続いて伺えたのが、入職前に知っておくべき注意ポイントについて。より早期に活躍していく上で大切になることとは――。

クリエイティブディレクターは「川上のディレクション」を担うイメージもあるかと思いますが、川下のアウトプットを自ら手掛けたり、各局の職員たちの相談に乗ったり、現場に近いところで働いていただくことも多いと思います。日々コミュニケーションを取るのもクリエイターではなく、文化スポーツ局、こども家庭局、消防局などの一般的な市役所職員たち。抽象的な言葉では伝わらないことも多く、具体的なアドバイスも必要になるでしょう。それぞれの立場に立ったコミュニケーションを取っていただければと思います。

また、進化しているとはいえ、民間企業、とくにクリエイティブな会社に比べたらやりづらいと感じる業務フローやルールもあるかと思います。まずはそれらに知っていただき、慣れていくことが重要になると思います。

たとえば、デザイナーやクリエイティブディレクターの方だとMacやAdobeなども使って仕事をされる方が多いかと思いますが、市役所業務ではWindowsも並行して使っています。なぜなら、市役所職員たち自身、WordやExcel、PowerPointなどでチラシを作っているケースがほとんどだからです。

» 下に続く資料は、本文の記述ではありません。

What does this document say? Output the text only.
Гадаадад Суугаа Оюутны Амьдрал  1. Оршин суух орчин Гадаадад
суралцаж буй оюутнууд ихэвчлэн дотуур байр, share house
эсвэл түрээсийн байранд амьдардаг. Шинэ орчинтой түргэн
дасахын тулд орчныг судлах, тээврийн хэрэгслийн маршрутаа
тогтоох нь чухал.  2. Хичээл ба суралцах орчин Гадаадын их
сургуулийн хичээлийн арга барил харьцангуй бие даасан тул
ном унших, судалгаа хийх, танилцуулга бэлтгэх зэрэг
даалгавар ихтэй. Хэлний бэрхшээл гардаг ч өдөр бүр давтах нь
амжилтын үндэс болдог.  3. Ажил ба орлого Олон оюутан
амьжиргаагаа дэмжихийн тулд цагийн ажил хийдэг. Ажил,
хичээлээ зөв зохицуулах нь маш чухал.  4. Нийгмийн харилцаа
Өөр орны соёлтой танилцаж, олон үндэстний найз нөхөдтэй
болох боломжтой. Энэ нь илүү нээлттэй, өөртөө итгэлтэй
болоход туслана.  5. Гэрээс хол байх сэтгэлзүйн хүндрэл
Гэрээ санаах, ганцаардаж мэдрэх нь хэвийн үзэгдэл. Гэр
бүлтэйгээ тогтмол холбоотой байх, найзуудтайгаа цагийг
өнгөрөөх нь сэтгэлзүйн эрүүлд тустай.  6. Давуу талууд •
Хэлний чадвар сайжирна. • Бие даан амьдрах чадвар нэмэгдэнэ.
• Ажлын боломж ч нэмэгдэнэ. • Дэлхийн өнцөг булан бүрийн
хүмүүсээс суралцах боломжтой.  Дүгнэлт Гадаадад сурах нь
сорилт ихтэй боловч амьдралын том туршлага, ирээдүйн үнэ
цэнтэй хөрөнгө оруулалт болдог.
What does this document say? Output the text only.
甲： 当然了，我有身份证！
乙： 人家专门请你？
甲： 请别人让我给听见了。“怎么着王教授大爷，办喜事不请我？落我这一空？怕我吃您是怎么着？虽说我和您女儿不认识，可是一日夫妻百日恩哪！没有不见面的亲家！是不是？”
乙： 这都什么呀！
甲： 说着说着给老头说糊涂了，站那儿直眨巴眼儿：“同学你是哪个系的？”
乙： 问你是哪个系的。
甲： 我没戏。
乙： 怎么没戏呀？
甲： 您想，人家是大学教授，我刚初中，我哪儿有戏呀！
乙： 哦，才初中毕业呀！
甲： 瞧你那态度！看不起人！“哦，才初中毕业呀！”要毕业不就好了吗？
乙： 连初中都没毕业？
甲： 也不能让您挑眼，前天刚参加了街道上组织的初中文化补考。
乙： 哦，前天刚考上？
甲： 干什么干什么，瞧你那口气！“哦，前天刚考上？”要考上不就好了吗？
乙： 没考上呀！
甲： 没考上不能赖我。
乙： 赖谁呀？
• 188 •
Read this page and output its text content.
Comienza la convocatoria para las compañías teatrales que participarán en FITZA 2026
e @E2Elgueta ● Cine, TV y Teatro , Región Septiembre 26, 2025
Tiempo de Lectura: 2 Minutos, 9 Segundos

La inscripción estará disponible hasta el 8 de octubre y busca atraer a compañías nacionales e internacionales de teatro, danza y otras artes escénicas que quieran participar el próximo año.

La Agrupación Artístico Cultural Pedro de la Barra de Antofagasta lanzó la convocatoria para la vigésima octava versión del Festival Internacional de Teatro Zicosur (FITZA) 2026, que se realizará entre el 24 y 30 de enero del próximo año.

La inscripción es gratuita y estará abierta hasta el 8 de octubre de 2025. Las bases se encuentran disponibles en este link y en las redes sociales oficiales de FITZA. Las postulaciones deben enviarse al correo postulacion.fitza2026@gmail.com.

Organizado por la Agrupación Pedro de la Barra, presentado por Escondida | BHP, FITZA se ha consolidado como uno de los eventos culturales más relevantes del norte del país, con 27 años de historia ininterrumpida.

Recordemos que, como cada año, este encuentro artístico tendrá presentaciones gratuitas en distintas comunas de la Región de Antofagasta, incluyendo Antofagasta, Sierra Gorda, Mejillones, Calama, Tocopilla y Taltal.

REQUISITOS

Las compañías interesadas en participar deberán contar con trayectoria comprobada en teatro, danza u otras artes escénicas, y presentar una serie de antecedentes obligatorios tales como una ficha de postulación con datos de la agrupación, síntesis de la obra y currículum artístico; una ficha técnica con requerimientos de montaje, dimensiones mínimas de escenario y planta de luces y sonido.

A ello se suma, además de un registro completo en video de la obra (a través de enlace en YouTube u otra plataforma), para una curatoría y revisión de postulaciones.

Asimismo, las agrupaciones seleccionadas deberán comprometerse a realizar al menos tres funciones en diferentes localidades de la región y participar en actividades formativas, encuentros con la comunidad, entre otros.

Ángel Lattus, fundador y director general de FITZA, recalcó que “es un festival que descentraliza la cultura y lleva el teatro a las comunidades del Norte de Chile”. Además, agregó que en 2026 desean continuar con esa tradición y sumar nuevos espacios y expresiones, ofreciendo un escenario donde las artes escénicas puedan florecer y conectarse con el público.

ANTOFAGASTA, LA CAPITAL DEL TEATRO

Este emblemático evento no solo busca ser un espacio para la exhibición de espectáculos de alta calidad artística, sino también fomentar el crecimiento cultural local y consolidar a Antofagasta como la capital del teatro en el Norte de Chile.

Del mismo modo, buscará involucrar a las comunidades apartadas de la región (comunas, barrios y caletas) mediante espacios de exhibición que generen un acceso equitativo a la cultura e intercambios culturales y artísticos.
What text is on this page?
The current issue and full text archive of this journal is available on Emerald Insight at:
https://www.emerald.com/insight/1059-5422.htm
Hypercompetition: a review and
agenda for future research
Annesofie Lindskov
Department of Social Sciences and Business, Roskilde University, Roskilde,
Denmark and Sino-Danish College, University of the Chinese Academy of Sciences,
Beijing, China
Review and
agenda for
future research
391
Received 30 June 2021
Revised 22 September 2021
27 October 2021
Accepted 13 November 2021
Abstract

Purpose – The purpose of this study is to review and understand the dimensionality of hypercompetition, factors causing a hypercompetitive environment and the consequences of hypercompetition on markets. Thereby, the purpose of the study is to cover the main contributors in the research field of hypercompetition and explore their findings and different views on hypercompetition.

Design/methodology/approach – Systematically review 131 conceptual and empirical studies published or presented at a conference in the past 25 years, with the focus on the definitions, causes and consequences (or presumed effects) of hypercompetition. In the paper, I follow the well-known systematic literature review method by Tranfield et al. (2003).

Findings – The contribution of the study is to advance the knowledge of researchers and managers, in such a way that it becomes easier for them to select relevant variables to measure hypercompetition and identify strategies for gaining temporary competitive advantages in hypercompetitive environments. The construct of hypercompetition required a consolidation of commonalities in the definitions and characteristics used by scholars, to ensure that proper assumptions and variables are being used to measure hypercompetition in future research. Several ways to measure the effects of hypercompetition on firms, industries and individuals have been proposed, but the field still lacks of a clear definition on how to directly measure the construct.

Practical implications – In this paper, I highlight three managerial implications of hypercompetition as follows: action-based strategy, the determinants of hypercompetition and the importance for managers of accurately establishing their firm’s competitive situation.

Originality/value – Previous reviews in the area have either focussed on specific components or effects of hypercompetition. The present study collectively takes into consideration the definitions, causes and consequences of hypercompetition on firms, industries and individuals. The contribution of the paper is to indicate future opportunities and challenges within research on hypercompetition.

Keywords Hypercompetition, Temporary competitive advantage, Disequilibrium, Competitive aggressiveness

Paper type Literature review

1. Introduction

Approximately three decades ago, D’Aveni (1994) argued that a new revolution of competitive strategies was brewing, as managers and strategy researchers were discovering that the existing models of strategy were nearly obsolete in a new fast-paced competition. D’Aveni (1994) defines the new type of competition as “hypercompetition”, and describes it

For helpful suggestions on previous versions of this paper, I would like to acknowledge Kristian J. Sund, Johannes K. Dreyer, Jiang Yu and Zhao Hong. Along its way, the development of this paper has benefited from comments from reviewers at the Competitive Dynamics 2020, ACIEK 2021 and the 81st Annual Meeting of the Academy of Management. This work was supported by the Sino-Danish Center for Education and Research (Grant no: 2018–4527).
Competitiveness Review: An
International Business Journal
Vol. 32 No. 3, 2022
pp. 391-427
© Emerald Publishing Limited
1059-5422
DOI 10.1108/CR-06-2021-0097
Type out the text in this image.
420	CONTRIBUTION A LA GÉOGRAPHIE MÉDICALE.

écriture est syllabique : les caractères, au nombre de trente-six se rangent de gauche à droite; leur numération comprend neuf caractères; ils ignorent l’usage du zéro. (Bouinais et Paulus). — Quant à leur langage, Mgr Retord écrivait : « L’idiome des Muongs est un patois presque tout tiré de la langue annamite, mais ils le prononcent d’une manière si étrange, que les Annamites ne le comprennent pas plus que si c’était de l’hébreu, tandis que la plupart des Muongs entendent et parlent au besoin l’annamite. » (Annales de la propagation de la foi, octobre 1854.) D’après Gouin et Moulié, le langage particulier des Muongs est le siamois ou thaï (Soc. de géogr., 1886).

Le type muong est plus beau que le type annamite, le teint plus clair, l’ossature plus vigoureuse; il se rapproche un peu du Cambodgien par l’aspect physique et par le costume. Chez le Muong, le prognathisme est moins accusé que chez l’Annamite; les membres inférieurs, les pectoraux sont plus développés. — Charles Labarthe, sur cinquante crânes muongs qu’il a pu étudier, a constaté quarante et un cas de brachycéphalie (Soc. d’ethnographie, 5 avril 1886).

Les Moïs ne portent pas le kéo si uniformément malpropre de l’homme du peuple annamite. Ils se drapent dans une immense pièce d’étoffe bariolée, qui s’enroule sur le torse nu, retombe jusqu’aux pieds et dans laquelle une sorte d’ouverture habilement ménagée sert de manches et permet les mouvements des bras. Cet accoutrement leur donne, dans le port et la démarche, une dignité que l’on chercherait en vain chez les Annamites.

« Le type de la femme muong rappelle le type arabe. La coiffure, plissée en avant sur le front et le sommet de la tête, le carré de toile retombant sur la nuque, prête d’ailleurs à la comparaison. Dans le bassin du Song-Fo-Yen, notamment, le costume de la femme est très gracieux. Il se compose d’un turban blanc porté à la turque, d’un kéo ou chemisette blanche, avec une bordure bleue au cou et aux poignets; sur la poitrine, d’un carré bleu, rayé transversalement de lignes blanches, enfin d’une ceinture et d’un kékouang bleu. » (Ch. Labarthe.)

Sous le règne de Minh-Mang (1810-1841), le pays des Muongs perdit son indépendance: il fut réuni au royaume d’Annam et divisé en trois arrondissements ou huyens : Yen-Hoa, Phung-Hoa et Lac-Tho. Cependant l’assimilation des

それらを手直ししたり、ディレクションしたり、教えたりしていきますので、私たち自身もWindowsを使っています。いきなり「IllustratorやFigmaを使っていきましょう」と提案しても、なかなか難しいのが現状です。というのも、私たちが大切にしているのは「職員がそれを使いたいと思えるか」「いかに職員が自走できるか」「それを使って楽しめるか」という視点。いかに「良い制作物をつくろう」という職員のマインドに導いていけるか。ぜひクリエイティブディレクターの方には、その仕組みづくりやマインドの醸成をデザインしていっていただきたいですね。

そのためにはまずは職員と信頼関係の構築が大切になりますので、私たちもサポートをしていければと思います。そういった仕事の先には、市民の方々の課題解決がありますし、何よりも自身の仕事が課題解決に直結するやりがいを感じていただけると思います。ぜひデザインやクリエイティブの力で神戸市をよりよいまちにしていきましょう。